Warning: These might hurt a little bit.
Have you ever shown your favourite movie to your favourite person?
You desperately want them to like it – LOVE it – like you do. You pretend to be sitting casually on the couch, when really, you are hyper-aware of their every reaction, laugh, tear, or impatient look at their watch.
Just me? Perhaps.
The other night, I made my man watch Dirty Dancing. The movie that I’ve seen easily over a hundred times. The movie that caused me and my best friend to fly across the country in Year 12 to see the stage premiere of Dirty Dancing – The Classic Story On Stage.
The movie of which I have a signed, framed poster that I bought on eBay as a teenager, and it is literally my only monetary asset. Still.

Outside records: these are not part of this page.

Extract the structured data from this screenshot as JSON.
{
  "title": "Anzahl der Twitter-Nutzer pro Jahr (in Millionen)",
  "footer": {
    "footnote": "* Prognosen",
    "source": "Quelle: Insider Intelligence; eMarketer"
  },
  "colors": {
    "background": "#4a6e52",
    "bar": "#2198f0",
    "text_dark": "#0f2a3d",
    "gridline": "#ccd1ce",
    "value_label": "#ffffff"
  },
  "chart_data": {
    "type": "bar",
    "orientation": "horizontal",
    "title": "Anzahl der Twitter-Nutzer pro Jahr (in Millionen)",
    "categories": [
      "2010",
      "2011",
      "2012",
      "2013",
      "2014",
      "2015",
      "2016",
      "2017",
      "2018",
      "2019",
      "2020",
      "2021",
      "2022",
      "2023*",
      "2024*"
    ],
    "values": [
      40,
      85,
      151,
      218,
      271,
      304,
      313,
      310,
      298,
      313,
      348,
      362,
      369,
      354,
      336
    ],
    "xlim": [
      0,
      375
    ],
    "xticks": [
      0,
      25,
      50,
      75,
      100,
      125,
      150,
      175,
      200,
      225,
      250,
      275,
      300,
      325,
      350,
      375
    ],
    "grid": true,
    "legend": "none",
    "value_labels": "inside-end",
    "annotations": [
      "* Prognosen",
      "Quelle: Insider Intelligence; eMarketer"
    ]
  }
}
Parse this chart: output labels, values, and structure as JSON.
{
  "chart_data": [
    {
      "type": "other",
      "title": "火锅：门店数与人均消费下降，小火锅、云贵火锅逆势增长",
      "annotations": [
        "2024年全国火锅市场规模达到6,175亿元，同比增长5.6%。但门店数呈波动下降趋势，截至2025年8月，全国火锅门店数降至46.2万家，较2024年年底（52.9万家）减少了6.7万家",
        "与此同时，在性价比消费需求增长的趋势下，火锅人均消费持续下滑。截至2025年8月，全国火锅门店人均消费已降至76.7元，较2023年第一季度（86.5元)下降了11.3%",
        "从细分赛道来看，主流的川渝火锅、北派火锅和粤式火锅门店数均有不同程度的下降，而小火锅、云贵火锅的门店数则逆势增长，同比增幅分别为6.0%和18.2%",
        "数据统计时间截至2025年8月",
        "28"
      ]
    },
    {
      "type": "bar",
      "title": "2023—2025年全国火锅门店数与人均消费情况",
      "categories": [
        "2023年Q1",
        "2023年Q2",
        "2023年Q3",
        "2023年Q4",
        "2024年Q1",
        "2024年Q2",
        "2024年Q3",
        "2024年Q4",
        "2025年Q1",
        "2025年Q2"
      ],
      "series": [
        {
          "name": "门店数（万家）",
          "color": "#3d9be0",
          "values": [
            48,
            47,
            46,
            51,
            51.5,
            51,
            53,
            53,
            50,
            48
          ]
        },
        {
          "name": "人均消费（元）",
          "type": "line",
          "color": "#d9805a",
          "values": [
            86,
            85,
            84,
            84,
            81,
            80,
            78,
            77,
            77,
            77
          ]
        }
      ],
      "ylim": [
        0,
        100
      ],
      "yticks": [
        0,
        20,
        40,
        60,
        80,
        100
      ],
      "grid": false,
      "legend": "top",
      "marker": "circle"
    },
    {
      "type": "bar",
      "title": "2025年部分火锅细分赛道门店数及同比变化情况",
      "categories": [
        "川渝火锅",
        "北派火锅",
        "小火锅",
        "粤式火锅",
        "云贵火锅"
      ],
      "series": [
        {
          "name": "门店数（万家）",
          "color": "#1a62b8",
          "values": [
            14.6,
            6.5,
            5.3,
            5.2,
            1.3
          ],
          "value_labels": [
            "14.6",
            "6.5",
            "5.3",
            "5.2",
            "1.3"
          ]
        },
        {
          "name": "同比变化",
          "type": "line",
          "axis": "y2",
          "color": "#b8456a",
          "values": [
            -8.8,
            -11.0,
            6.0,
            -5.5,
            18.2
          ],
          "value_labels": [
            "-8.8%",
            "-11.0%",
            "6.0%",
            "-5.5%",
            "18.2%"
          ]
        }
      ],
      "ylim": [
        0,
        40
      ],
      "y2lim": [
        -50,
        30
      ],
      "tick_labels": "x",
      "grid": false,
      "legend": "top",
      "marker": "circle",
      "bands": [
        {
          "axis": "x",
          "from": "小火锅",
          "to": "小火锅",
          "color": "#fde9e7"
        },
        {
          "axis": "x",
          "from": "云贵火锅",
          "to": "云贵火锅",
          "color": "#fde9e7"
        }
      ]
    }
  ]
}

But while I was watching my man watch my favourite movie, I was suddenly more sensitive to all the mistakes in the film. “Come on, guys, you’re losing him! LIFT!” I yelled inside my head, while noticing plot-hole after plot-hole after plot-hole, until I wasn’t even sure if I liked the movie any more.
(JUST KIDDING JOHNNY AND BABY I LOVE YOU FOREVER PLEASE ADOPT ME.)
It’s okay to read these and still love the movie. Right?
1. The opening line.
“That was the summer of 1963 when everybody called me Baby, and it didn’t occur to me to mind.”
Hang on. Baby was a feminist, Peace-Corps aspiring activist, and it “didn’t occur” to her to mind that she’d been given a ridiculous, demeaning nickname? Go back to your playpen, baby.
2. Why is the Johnny-and-Baby love even forbidden?
Hotel-owner Max Kellerman tells the waiters to “show the goddamn daughters a good time” at the resort. Presumably it’s because… he wants the girls to… no, I don’t know. So the young girls will fall in love and then want to come back? If that’s the case, WHY are Johnny and the other entertainment staff instructed to “keep their hands off”? WHAT’S WITH THE HIERARCHY BETWEEN A WAITER AND A DANCE TEACHER?
3. And yet, Johnny is allowed to sleep with the older women??
Max is all for Johnny sleeping with the ‘bungalow bunnies’, the older ladies with money. SO many double standards at Kellerman’s.
3. Baby lies about checking on her sister.
When the dorky Neil Kellerman takes Baby outside (“I love to watch your hair blowing in the breeze…” UGHH), she sees her sister stumble out of the woods with Robbie The Creep, crying, with her skirt tugged down, asking for an apology. There’s clearly been some kind of sexual assault, guys. Baby shrugs it off. Whatever, sister. Deal.